Optimized Platelet-Rich Fibrin With the Low-Speed Concept: Growth Factor Release, Biocompatibility, and Cellular Response

Abstract

Background: Over the past decade, use of leukocyte platelet-rich fibrin (L-PRF) has gained tremendous momentum in regenerative dentistry as a low-cost fibrin matrix used for tissue regeneration. This study characterizes how centrifugation speed (G-force) along with centrifugation time influence growth factor release from fibrin clots, as well as the cellular activity of gingival fibroblasts exposed to each PRF matrix.

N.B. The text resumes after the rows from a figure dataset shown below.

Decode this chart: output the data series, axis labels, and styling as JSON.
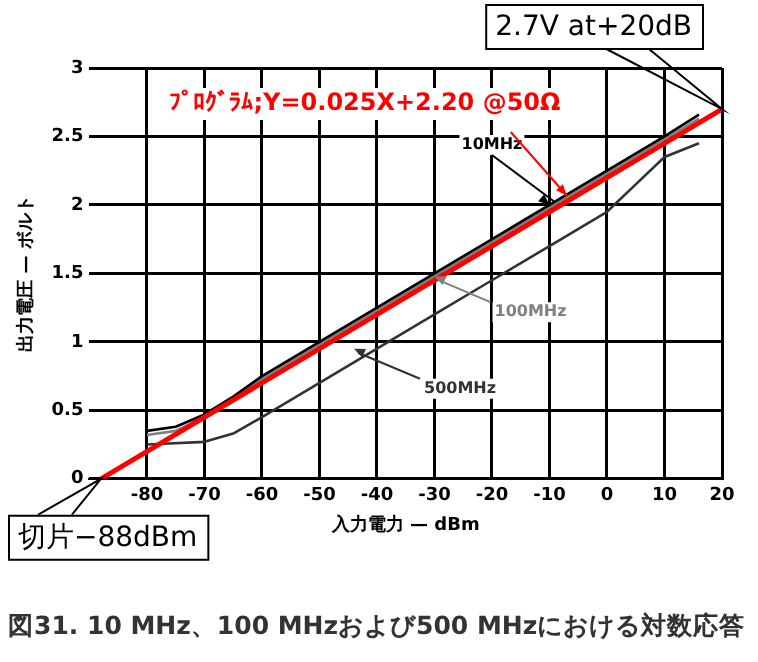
{
  "chart_data": {
    "type": "line",
    "title": "図31. 10 MHz、100 MHzおよび500 MHzにおける対数応答",
    "xlabel": "入力電力 — dBm",
    "ylabel": "出力電圧 — ボルト",
    "xlim": [
      -90,
      20
    ],
    "xticks": [
      -80,
      -70,
      -60,
      -50,
      -40,
      -30,
      -20,
      -10,
      0,
      10,
      20
    ],
    "ylim": [
      0,
      3
    ],
    "yticks": [
      0,
      0.5,
      1,
      1.5,
      2,
      2.5,
      3
    ],
    "grid": true,
    "legend": false,
    "marker": "none",
    "line_style": "solid",
    "series": [
      {
        "name": "10MHz",
        "color": "#000000",
        "x": [
          -80,
          -75,
          -70,
          -65,
          -60,
          -50,
          -30,
          -10,
          10,
          16
        ],
        "values": [
          0.35,
          0.38,
          0.47,
          0.6,
          0.75,
          1.0,
          1.5,
          2.0,
          2.5,
          2.66
        ]
      },
      {
        "name": "100MHz",
        "color": "#808080",
        "x": [
          -80,
          -75,
          -70,
          -65,
          -60,
          -50,
          -30,
          -10,
          10,
          16
        ],
        "values": [
          0.32,
          0.35,
          0.45,
          0.58,
          0.73,
          0.98,
          1.48,
          1.98,
          2.48,
          2.63
        ]
      },
      {
        "name": "500MHz",
        "color": "#333333",
        "x": [
          -80,
          -70,
          -65,
          -60,
          -50,
          -40,
          -30,
          -20,
          -10,
          0,
          5,
          10,
          16
        ],
        "values": [
          0.25,
          0.27,
          0.33,
          0.45,
          0.7,
          0.95,
          1.2,
          1.45,
          1.7,
          1.95,
          2.15,
          2.35,
          2.45
        ]
      },
      {
        "color": "#ff0000",
        "x": [
          -88,
          20
        ],
        "values": [
          0,
          2.7
        ]
      }
    ],
    "annotations": [
      {
        "text": "2.7V at+20dB",
        "x": 20,
        "y": 2.7
      },
      {
        "text": "切片−88dBm",
        "x": -88,
        "y": 0
      },
      {
        "text": "ﾌﾟﾛｸﾞﾗﾑ;Y=0.025X+2.20 @50Ω",
        "x": -7,
        "y": 2.025
      }
    ]
  }
}
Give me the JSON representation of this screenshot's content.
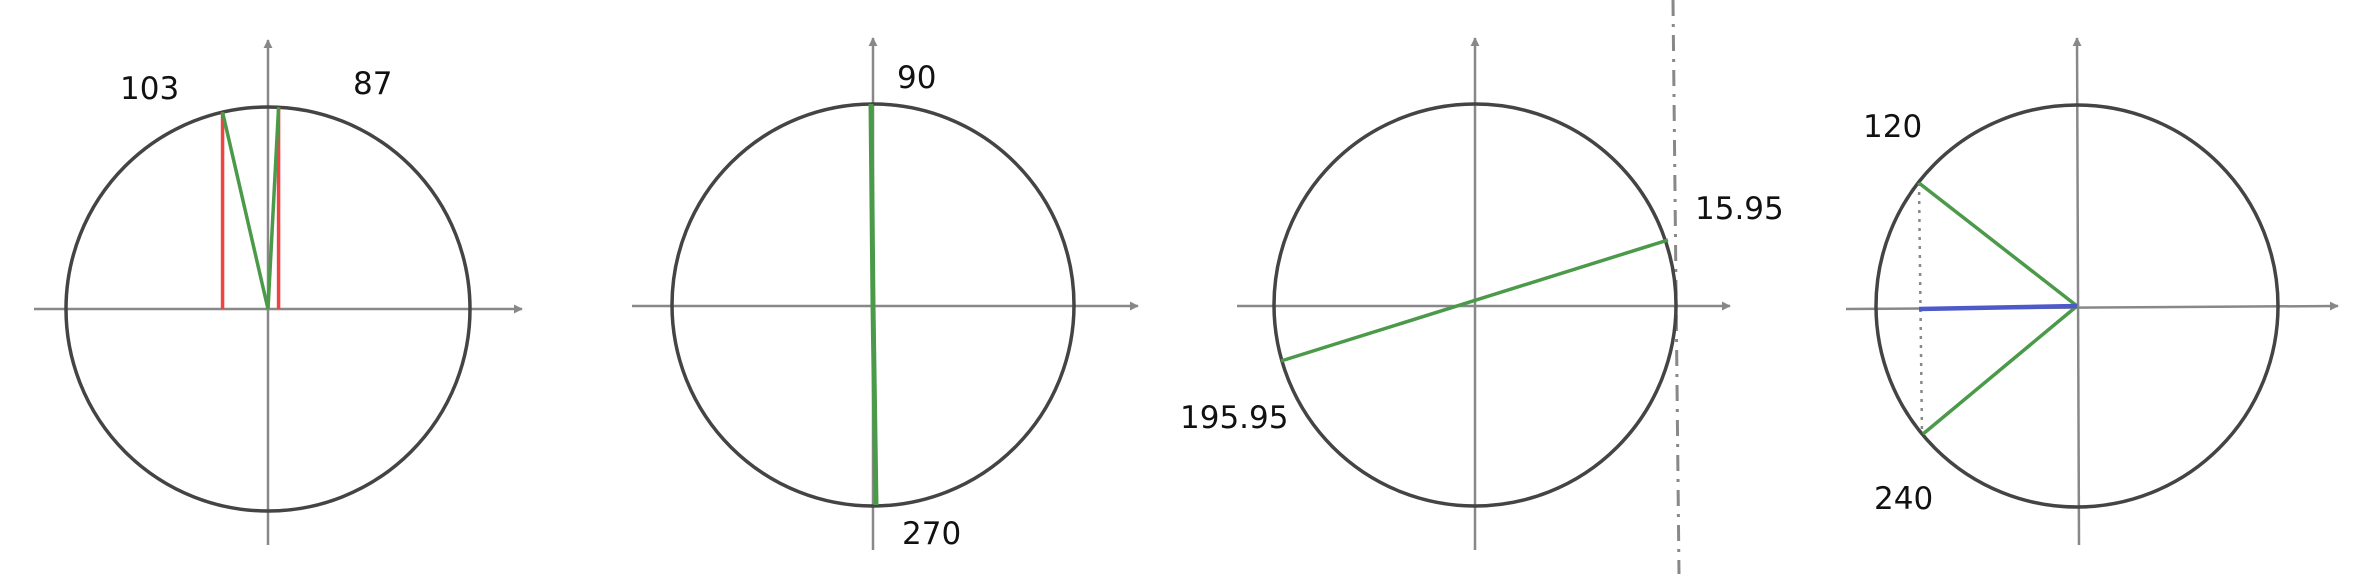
{
  "colors": {
    "axis": "#888888",
    "circle": "#444444",
    "radius": "#4a9a4a",
    "projection": "#ee4444",
    "cosine": "#4f5ac9",
    "guide": "#888888"
  },
  "diagrams": [
    {
      "id": "cos-equal-pair",
      "angles_deg": [
        103,
        87
      ],
      "labels": [
        "103",
        "87"
      ],
      "shows": [
        "radius-lines",
        "vertical-projections"
      ]
    },
    {
      "id": "vertical-diameter",
      "angles_deg": [
        90,
        270
      ],
      "labels": [
        "90",
        "270"
      ],
      "shows": [
        "radius-lines"
      ]
    },
    {
      "id": "tangent-line",
      "angles_deg": [
        15.95,
        195.95
      ],
      "labels": [
        "15.95",
        "195.95"
      ],
      "shows": [
        "diameter-line",
        "vertical-dash-dot-line"
      ]
    },
    {
      "id": "cos-equal-sym",
      "angles_deg": [
        120,
        240
      ],
      "labels": [
        "120",
        "240"
      ],
      "shows": [
        "radius-lines",
        "dotted-chord",
        "cosine-segment"
      ]
    }
  ]
}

Methods: Standard L-PRF served as a control (2,700 revolutions per minute [rpm]-12 minutes). Two test groups using low-speed (1,300 rpm-14 minutes, termed advanced PRF [A-PRF]) and low-speed + time (1,300 rpm-8 minutes; A-PRF+) were investigated. Each PRF matrix was tested for growth factor release up to 10 days (eight donor samples) as well as biocompatibility and cellular activity.

Results: The low-speed concept (A-PRF, A-PRF+) demonstrated a significant increase in growth factor release of platelet-derived growth factor (PDGF), transforming growth factor (TGF)-β1, epidermal growth factor, and insulin-like growth factor, with A-PRF+ being highest of all groups. Although all PRF formulations were extremely biocompatible due to their autogenous sources, both A-PRF and A-PRF+ demonstrated significantly higher levels of human fibroblast migration and proliferation compared with L-PRF. Furthermore, gingival fibroblasts cultured with A-PRF+ demonstrated significantly higher messenger RNA (mRNA) levels of PDGF, TGF-β, and collagen1 at either 3 or 7 days.

Conclusions: The findings from the present study demonstrate modifications to centrifugation speed and time with the low-speed concept favor an increase in growth factor release from PRF clots. This, in turn, may directly influence tissue regeneration by increasing fibroblast migration, proliferation, and collagen mRNA levels. Future animal and clinical studies are now necessary.

Keywords: Blood; blood platelets; fibrin; fibroblasts; regeneration; wound healing.